Regression of American Exceptionalism
“I do not believe in American exceptionalism, except in one way. In the recent decades, the U.S. has been exceptionally bad.” Jeremy Grantham, co-founder of GMO and long-term investment strategist, did not pull any punches with Mike Green, of Logica Capital Advisors, in the latest Mike Green In Conversation. Grantham and Green examined if we are in a market bubble similar to that from 1999-2001, why the best investment opportunities may be in China and how the United States is regressing compared to the rest of the world.
The Opportunity – China is catching up fast to the United States in many areas. In others they are exceeding. Grantham notes that ESG trades, climate change and venture capital are the areas where China appears to have more upside. China is moving full steam ahead on their green economy, but the U.S. is bogged down in petty politics and failed leadership.
“The problems we face today can only be dealt with collectively. They are climate change, where you need leadership, and you need regulation,” Grantham stated. They are COVID-19, where you need that leadership and well-organized, standard blocking and tackling which we seem to be incapable of doing. We have toxicity in the system, which is ruining the fertility of homo sapiens and undermining the viability of the natural system, and that needs regulation.”
Green points out the irony to reach a green economy requires some dirty production. Mining and processing of rare earth metals, copper, nickel and cobalt will put local populations in jeopardy of health risk, but both he and Grantham surmise the ends may justify the means.
“We paid the price. We made the rush to become a rich country,” Grantham explained. “Frankly, they are doing a hell of a lot better than we did there. In other words, they are addressing that toxic air much quicker and better than we did back in the late 19th century and the early 20th century.

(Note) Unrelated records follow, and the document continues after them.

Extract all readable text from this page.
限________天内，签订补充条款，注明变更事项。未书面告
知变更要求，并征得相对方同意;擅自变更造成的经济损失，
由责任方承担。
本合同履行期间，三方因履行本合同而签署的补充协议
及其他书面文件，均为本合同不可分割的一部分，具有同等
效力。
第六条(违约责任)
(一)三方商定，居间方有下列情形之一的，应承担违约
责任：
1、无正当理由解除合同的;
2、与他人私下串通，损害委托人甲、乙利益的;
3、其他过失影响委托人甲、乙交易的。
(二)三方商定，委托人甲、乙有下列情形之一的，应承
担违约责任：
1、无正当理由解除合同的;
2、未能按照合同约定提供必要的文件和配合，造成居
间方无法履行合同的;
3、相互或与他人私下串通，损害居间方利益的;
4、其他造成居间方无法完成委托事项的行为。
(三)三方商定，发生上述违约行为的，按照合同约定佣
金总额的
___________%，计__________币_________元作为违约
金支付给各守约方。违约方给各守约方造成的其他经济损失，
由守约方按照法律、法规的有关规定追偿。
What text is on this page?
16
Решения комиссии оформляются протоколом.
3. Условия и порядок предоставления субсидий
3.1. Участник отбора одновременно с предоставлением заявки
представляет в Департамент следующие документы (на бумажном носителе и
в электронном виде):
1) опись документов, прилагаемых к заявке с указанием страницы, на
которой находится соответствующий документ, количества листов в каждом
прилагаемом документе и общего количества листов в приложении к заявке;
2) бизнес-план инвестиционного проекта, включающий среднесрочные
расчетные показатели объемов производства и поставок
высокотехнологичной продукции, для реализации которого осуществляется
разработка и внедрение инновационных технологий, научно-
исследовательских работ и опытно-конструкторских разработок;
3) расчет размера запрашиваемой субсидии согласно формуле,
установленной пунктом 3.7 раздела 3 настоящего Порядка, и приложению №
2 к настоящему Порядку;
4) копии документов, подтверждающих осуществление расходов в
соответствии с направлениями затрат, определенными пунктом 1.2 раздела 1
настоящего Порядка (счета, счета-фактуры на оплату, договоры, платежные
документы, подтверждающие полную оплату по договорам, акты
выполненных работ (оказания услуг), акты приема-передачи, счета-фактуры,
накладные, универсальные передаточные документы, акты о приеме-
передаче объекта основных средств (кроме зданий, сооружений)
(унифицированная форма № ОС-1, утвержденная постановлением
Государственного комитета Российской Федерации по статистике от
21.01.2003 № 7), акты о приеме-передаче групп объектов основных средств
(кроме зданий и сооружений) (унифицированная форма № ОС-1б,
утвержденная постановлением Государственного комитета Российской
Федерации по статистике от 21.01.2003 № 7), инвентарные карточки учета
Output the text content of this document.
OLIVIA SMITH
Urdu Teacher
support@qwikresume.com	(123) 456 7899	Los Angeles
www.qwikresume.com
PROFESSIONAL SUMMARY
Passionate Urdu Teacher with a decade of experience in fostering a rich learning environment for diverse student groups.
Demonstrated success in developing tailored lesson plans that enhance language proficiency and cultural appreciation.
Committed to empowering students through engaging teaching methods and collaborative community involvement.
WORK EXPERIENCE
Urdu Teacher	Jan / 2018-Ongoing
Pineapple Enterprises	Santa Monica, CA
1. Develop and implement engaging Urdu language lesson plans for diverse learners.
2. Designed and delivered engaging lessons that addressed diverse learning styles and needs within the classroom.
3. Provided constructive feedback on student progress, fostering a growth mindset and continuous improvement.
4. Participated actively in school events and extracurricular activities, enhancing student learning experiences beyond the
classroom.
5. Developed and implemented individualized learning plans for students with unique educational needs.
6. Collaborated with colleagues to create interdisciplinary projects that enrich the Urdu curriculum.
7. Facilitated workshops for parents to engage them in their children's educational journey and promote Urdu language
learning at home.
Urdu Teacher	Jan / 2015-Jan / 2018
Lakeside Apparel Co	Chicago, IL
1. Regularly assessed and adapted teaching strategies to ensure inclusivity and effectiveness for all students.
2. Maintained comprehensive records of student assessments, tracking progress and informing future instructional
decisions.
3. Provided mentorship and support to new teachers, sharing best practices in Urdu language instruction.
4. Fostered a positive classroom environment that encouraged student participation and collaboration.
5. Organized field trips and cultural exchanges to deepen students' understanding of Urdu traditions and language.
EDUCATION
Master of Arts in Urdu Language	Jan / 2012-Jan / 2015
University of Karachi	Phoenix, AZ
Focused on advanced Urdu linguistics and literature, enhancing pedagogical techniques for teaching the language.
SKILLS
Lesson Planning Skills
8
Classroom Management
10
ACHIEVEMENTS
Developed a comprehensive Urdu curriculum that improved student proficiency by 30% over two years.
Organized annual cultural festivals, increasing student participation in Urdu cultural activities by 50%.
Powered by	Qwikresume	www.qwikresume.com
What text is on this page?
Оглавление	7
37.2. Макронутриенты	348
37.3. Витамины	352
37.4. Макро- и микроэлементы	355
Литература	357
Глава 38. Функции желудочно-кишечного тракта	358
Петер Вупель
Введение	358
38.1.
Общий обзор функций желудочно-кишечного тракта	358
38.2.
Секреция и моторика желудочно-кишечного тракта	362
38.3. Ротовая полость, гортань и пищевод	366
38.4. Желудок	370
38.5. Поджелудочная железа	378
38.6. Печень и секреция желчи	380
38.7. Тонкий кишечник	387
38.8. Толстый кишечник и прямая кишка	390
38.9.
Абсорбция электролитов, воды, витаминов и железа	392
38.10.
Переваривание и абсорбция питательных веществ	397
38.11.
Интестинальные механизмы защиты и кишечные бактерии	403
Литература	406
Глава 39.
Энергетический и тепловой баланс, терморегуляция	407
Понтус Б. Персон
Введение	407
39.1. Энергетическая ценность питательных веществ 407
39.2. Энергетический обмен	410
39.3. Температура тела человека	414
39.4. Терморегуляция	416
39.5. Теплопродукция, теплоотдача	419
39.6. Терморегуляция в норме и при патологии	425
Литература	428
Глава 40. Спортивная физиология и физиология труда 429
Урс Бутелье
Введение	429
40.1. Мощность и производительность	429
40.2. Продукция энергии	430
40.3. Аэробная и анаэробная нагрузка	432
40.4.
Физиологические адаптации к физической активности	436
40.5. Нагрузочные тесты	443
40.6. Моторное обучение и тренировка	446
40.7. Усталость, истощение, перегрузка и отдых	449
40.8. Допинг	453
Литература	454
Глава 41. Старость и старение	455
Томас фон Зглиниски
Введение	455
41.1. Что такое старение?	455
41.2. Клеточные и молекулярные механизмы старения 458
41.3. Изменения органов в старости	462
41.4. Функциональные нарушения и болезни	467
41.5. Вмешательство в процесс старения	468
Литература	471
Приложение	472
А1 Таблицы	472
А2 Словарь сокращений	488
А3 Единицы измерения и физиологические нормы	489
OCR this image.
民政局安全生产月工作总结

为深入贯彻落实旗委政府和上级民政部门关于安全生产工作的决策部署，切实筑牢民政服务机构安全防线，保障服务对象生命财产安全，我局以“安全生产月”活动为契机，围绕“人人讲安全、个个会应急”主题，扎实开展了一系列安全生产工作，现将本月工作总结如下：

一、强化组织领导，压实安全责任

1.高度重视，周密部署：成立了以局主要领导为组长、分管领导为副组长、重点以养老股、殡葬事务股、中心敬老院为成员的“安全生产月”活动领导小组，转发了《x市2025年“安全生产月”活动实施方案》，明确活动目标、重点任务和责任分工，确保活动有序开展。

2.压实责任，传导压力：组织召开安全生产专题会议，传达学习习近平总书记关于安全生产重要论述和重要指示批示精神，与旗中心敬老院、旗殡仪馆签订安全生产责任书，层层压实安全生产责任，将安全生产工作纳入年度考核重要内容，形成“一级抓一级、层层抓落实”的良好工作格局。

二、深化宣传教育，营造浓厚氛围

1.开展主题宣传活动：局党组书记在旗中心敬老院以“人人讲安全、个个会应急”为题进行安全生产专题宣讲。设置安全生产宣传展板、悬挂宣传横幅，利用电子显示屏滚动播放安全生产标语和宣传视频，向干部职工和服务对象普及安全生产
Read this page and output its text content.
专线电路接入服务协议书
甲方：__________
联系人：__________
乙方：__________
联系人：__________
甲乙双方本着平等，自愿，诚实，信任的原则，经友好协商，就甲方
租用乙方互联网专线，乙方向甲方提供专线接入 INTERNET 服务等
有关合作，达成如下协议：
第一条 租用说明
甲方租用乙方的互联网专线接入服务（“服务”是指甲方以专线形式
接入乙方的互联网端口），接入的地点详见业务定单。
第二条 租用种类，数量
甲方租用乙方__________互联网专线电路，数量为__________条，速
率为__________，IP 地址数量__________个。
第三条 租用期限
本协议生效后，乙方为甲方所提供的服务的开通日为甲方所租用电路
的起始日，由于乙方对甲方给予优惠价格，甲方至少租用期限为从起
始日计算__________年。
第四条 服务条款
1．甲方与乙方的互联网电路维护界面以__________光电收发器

If you were their bosses, and you had inherited a billion poor people, and 400 million that might be faintly described as middle class, you would say your job number one was to get as many people as you could across the Great Divide into being relatively well-educated, relatively well-fed and clothed, and part of the industrial system. They have done that. They are now one of the halves as opposed to the have nots.”
Venture Capital – Venture capital is one area where the United States continues to excel but China will catch up over the next 20 years unless changes are made. Grantham does not see that as inevitable, it requires the west to recognize they need to make changes.
“Paradise, for me, would be a vital venture capital industry, much better funded even than it has been, doubles, triples, quadruples of money coming in, an R&D budget that is funded both through venture capital and through corporations and through government at much higher levels, combined with a sensible long-term oriented set of realistically scientific based regulations designed to get us to a suitable place in the distant future, and not a series of ad hoc 18-month plans that dominate the politics and business as usual,” Grantham opined. “Thirdly, a retooling of the social contract.”